Application of a Reconfigurable Computing Cluster to Next Generation Genome Sequencing

Kristian Stevens1,  Henry Chen2,  Terry Filiba2,  Peter McMahon3,  Yun Song2
1UC Davis, 2UC Berkeley, 3Stanford


Abstract

Recent advances in ultra-high-throughput sequencing technology are allowing researchers to generate immense amounts of raw data in the form of short reads from ultra high-throughput platforms. In this paper we study how Field Programmable Gate Arrays (FPGAs) may be used to address computing challenges associated with next generation genome sequencing. A common prerequisite to utilizing data generated by next generation sequencers is alignment to a reference genome. While dynamic programming (DP) alignment algorithms are generally avoided on conventional architectures due to their computational complexity, they can be tailored for efficient implementation on systolic architectures.

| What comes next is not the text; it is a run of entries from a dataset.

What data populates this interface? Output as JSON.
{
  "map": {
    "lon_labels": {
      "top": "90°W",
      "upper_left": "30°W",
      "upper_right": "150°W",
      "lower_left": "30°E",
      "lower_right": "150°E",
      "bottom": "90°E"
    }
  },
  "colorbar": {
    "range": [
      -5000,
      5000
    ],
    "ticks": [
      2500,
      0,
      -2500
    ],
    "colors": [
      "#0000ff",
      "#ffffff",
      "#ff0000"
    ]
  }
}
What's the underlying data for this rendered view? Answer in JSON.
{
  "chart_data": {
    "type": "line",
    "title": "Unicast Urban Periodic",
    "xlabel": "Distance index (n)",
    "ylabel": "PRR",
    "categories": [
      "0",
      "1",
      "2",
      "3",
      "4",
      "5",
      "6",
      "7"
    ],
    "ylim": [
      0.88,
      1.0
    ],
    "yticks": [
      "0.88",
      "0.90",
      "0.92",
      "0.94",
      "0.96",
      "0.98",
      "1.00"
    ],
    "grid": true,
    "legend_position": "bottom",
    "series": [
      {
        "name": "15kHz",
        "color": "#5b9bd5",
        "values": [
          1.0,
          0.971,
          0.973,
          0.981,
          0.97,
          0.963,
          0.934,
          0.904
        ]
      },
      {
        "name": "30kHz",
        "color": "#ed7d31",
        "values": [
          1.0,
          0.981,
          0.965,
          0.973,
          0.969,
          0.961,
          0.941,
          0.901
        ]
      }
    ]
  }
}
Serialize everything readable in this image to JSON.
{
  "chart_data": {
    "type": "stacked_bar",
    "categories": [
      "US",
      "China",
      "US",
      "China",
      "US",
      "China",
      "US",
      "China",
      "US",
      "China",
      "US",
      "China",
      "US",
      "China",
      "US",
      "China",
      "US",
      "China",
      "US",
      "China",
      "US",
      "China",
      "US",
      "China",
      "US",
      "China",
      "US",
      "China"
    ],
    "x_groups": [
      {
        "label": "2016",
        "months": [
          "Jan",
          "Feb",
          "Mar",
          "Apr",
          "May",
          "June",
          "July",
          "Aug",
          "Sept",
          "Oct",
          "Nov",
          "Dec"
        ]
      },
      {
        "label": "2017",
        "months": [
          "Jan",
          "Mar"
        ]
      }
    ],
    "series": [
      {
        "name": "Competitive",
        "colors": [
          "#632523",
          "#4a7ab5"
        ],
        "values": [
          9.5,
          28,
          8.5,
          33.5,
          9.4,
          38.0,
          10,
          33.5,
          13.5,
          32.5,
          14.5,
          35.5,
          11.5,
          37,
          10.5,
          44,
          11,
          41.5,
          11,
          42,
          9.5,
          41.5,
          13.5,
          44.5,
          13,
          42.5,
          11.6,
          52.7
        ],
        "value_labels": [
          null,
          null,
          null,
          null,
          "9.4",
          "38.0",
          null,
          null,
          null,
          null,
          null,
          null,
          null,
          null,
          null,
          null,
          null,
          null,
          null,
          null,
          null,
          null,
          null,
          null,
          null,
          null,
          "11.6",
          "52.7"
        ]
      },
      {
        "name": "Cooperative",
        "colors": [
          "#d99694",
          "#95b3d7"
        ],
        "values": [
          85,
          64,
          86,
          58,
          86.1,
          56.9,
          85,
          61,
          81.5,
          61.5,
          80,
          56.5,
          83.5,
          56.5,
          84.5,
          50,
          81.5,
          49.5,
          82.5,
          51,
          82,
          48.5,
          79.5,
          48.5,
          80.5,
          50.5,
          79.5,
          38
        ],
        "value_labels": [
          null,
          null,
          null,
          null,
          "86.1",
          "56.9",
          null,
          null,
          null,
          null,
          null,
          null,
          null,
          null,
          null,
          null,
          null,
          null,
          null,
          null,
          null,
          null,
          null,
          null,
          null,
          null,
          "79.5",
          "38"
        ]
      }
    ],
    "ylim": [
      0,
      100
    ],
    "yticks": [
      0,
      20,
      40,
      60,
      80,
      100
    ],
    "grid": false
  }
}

We implemented application-specific DP algorithms for aligning data from next generation sequencers in an application-specific reconfigurable computing cluster. Each FPGA is capable of rapidly aligning multiple sequences in parallel against a long reference genome. The reconfigurable cluster proves to be scalable and capable of processing real world datasets. We examine the advantages and practicality of this approach by benchmarking using real genomic data from a large high-throughput sequencing project. Our extensive validation showed that application specific algorithms and computing hardware can provide better results than current heuristic methods and may be particularly useful in circumstances where error rates or evolutionary divergence is high. While directly addressing the important problem of cheaply sequencing and assembling novel genomes, the methods presented are also relevant to many other "-omics" research applications.